Bloomberg Technoz, Jakarta - Otoritas Jasa Keuangan (OJK) menyatakan bahwa saham PT Sri Rejeki Isman Tbk (SRIL) telah memenuhi kriteria untuk delisting atau penghapusan pencatatan saham di Bursa Efek Indonesia (BEI), setelah lebih dari dua tahun disuspensi dari perdagangan.
Kepala Eksekutif Pengawas Pasar Modal, Keuangan Derivatif, dan Bursa Karbon OJK, Inarno Djajadi, mengatakan bahwa emiten tekstil yang dikenal sebagai Sritex tersebut telah dihentikan perdagangannya sejak 18 Mei 2021 karena gagal memenuhi kewajiban pembayaran utang.
"Informasi saja, bahwa SRIL telah di suspend sejak 18 Mei 2021 dan sudah tidak ada transaksi karena terdapat penundaan kewajiban pembayaran utang," ujar Inarno dalam konperensi pers RDK OJK, Senin (2/6/2025).

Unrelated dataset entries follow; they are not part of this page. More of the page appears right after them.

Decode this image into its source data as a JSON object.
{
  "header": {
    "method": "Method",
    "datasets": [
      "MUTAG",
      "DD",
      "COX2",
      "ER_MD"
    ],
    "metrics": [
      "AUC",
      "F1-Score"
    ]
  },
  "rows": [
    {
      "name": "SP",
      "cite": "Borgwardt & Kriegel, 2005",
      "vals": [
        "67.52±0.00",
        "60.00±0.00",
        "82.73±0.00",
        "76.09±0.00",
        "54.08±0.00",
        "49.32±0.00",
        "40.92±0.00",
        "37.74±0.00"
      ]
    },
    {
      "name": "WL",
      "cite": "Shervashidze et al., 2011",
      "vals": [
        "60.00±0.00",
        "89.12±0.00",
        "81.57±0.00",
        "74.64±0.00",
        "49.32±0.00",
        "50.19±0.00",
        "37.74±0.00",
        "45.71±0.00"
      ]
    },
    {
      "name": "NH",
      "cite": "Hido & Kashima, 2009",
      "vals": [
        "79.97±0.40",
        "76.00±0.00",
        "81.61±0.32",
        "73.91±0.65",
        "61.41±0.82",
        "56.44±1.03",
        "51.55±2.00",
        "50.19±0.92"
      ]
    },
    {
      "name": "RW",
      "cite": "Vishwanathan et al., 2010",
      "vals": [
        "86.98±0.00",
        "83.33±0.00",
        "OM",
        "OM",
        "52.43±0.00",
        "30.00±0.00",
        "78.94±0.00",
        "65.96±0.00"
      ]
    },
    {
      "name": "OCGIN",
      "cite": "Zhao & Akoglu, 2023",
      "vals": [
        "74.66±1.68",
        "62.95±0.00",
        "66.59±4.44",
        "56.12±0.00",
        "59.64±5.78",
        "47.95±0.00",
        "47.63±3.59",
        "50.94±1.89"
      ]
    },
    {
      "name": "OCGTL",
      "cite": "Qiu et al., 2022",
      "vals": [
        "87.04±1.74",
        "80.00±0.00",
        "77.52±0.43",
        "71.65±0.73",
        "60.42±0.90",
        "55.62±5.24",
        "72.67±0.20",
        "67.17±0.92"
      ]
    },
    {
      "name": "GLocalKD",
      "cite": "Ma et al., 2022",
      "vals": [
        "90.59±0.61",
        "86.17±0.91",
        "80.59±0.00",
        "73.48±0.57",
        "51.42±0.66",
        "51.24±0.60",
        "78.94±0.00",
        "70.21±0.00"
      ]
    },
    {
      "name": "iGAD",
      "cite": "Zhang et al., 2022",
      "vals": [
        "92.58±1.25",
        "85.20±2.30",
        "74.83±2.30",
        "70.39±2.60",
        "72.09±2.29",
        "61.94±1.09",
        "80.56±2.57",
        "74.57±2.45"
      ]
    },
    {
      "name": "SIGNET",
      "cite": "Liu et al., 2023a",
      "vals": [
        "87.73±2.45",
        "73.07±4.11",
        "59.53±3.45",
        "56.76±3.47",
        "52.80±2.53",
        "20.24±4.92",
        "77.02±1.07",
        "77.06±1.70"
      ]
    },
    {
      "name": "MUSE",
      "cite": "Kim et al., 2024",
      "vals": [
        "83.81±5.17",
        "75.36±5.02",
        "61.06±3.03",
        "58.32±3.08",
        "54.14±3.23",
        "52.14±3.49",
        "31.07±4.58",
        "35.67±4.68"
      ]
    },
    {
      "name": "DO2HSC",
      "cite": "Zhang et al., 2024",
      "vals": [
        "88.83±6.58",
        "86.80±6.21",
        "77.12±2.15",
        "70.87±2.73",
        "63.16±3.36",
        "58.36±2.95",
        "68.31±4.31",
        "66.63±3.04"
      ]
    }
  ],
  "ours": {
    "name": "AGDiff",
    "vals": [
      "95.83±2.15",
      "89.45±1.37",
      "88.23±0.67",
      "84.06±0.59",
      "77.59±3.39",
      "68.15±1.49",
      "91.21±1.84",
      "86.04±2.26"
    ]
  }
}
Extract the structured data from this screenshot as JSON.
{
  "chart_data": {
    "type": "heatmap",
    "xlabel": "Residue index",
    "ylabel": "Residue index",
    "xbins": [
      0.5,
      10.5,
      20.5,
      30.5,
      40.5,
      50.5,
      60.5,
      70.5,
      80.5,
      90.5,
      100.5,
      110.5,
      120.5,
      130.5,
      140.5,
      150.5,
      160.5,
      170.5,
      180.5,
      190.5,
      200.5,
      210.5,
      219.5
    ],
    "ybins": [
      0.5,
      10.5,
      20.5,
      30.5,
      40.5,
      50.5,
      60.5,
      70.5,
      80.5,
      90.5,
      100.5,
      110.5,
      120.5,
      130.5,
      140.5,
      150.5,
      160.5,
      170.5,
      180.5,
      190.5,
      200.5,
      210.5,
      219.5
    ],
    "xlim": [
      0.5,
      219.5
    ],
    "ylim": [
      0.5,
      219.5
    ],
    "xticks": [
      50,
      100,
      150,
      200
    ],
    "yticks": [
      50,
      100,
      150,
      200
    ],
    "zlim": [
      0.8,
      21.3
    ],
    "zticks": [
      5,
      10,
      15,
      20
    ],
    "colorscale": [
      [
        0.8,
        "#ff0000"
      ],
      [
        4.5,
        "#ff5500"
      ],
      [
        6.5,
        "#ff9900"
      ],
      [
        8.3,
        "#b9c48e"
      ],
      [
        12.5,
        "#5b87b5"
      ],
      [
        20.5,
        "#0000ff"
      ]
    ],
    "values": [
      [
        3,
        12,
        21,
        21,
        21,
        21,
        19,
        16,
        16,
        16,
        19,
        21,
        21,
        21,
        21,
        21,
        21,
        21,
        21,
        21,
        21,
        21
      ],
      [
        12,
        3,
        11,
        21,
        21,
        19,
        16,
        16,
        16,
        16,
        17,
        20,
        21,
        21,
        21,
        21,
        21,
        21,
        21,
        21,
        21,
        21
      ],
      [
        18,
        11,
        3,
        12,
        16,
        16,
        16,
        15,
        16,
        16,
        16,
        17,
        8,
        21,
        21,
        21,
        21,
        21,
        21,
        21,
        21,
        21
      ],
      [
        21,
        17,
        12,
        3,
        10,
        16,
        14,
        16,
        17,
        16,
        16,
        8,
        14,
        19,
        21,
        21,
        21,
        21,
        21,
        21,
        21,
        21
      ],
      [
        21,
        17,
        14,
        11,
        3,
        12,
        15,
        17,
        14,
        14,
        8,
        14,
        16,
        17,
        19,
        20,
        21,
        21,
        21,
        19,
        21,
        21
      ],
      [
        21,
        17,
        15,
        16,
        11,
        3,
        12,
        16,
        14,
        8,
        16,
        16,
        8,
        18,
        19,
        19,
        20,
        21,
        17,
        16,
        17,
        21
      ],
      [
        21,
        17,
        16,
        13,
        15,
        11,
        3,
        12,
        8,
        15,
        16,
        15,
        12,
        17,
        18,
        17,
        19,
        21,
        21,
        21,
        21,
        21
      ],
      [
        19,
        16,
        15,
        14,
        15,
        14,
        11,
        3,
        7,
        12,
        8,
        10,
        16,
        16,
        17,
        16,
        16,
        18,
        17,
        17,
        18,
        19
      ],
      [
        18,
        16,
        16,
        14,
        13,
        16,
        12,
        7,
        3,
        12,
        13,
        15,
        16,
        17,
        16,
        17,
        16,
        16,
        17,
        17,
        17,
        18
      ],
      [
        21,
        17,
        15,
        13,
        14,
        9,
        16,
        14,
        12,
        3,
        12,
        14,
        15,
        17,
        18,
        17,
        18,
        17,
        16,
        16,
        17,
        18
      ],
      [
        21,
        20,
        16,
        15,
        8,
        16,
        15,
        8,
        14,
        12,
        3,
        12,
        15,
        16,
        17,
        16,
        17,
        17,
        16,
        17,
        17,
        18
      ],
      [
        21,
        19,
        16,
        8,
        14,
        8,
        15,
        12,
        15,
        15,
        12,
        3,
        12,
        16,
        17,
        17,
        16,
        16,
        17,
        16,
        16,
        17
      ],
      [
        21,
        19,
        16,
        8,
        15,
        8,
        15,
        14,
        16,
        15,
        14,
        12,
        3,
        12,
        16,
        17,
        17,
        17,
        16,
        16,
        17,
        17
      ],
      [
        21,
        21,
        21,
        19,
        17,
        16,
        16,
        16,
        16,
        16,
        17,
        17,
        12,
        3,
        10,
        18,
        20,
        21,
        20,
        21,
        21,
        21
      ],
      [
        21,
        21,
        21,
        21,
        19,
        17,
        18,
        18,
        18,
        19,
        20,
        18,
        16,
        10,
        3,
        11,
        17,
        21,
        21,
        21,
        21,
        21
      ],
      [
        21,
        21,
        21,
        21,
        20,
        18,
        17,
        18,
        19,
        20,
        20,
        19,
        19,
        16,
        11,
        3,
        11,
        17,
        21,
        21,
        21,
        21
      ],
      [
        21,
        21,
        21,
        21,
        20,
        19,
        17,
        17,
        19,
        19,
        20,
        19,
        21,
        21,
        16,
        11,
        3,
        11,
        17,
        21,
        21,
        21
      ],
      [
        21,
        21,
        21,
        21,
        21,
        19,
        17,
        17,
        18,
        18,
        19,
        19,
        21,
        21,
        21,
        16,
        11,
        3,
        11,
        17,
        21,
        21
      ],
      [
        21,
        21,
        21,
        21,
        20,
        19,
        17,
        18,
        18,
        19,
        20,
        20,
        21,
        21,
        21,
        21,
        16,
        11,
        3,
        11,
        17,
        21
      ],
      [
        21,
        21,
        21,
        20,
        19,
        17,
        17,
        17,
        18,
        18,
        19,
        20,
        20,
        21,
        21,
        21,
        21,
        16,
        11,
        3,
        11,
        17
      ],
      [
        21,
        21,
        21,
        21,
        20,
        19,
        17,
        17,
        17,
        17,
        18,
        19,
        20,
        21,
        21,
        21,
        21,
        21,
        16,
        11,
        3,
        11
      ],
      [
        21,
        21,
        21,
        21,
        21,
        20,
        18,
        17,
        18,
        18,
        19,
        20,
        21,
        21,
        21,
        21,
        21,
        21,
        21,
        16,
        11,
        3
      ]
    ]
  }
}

Ia menjelaskan, berdasarkan peraturan yang berlaku, saham yang disuspensi selama lebih dari 24 bulan berturut-turut telah memenuhi kriteria penghapusan pencatatan. Namun, pelaksanaan teknisnya tetap berada di ranah otoritas bursa.
"Sesuai ketentuan dan kriteria, ini sudah masuk kriteria delisting karena sudah suspend lebih dari 24 bulan," lanjutnya.